Appeals court upholds federal park accommodation of Native Americans
A group of commercial rock climbers has lost another legal round in its effort to overturn a federal government policy that asks it and other rock climbers to refrain voluntarily from scaling a national monument in Wyoming for religious reasons.
Late last week, a three-judge panel of the 10th U.S. Circuit Court of Appeals ruled that a commercial group of rock climbers and a guide company did not have standing to challenge the National Park Service's policy of asking climbers to respect Native Americans' religious use of Devils Tower, a 600-foot butte located in northeastern Wyoming.
The last couple of decades have seen an increase in the number of commercial groups and individuals who climb Devils Tower, which was anointed the nation's first natural monument in 1906 by President Teddy Roosevelt.
Before the soaring rock was taken under the care of the national government, however, it was a place of religious practice for many American Indians. In fact the site was used for religious practices by Indians centuries before the United States came into being. According to the National Park Service, “archaeological evidence has revealed that the ancestors to the Lakota people inhabited the Devils Tower area as far back as 1000 A.D., while ancestors to the Shoshone people inhabited the area in the 1500's.”

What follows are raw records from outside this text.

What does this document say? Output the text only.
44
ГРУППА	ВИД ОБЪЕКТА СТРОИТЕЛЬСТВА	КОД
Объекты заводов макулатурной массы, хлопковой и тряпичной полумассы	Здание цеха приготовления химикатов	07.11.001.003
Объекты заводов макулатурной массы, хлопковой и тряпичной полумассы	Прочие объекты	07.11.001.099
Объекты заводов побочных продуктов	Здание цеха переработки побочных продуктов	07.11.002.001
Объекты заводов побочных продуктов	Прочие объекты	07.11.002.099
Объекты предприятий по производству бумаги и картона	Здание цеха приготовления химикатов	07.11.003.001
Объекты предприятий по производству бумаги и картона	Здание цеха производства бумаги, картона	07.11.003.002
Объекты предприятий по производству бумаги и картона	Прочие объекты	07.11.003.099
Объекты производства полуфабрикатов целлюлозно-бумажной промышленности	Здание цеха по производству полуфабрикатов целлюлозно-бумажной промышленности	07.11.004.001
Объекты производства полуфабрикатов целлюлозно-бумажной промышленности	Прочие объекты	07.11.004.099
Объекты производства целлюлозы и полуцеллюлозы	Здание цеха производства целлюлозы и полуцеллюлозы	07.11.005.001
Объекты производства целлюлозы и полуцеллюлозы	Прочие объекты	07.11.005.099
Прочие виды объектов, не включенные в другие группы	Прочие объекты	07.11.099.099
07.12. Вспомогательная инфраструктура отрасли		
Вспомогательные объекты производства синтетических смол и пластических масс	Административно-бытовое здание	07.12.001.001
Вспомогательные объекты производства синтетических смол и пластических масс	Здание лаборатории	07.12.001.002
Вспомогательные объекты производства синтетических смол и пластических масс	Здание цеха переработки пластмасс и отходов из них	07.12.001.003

In 1992, the park service, which is an agency of the Secretary of Interior, began preparing a policy to manage “climbing so as to preserve and protect the monument's natural and cultural resources, and to increase visitor awareness of American Indian beliefs and traditional practices at Devils Tower.” Three years later, the park service issued a policy that stated in part: “In respect for the reverence many American Indians hold for Devils Tower as a sacred site, rock climbers will be asked to voluntarily refrain from climbing on Devils Tower during the culturally significant month of June.”
Represented by a Denver-based legal firm dedicated to individual and property rights, the group of rock climbers and the climbing guide company sued the National Park Service in federal court, arguing its policy violated the establishment clause of the First Amendment. Specifically, the groups claimed the policy endorsed and was meant to advance the religion of American Indians. A federal judge ruled last year in Bear Lodge Multiple Use Association v. Babbitt, that the park service policy was a constitutional accommodation of religious practices.
“The Supreme Court has long recognized that the government may (and sometimes) must accommodate religious practices and that it may do so without violating the Establishment Clause,” U.S. District Judge William F. Downes wrote. “While the purposes behind the voluntary climbing ban are directly related to Native American religious practices, that is not the end of the analysis. The purposes underlying the ban are really to remove barriers to religious worship occasioned by public ownership of the Tower. This is in the nature of accommodation, not promotion, and consequently is a legitimate secular purpose.”
The 10th Circuit left Downes' decision alone, concluding that park service policy had caused no personal injury to any members the commercial climbing group or guide. The appeals panel also noted religious practices that take place at Devils Tower and the importance of the practices to the spiritual life of Native Americans.
“At Devils Tower, Indian people partake in Sun Dances and individual Vision Quests,” Judge John C. Porfilio wrote for the majority. “The Sun Dance is a group ceremony of fasting and sacrifice which leads to spiritual renewal of the individual and group as a whole. Sun Dances are performed around the summer solstice. Vision Quests are intense periods of prayer, fasting, sweat lodge purification, and solitude designed to connect with the spiritual world and gain insight. Sun Dances and Vision Quests, as well as individualized prayer offerings and sweat lodge ceremonies, require solemnity and solitude.”
Porfilio then concluded that the park service policy, although disagreeable to commercial rock climbers, had caused them no harm.
The policy “has not caused any injury to Bear Lodge or its members because they remain free to climb Devils Tower any time they choose, including during June,” Porfilio wrote. He added that “while many climbers have chosen not to climb during the month of June out of respect for American Indian use of the site,” some members of the commercial climbing guide company, including its owner Andy Petefish, have continued their practice of scaling Devils Tower in June. Petefish has called himself a “Euro-American” and says he refuses to “understand Indian religion.”
If the park service decides the policy is not effective in keeping nonreligious use of Devils Tower to a minimum during June, it may alter the policy in a number of ways, such as banning commercial climbers and groups from using the monument in June.
Eric Treene, litigation director for the Becket Fund, a Washington, D.C.-based religious- liberty group that a filed a friend-of-the-court brief in support of the park service policy, said the policy was not intended to and did not violate anyone's constitutional rights.
“The court ruled on standing grounds and the climbers did not suffer, because they were allowed to and continued to climb Devils Tower,” Treene said. “The court decision underscores the fact that what the park service had done was in the nature of accommodating Native American religious practices and did not constitute any kind of coercive action promoting religion against the rock climbers.”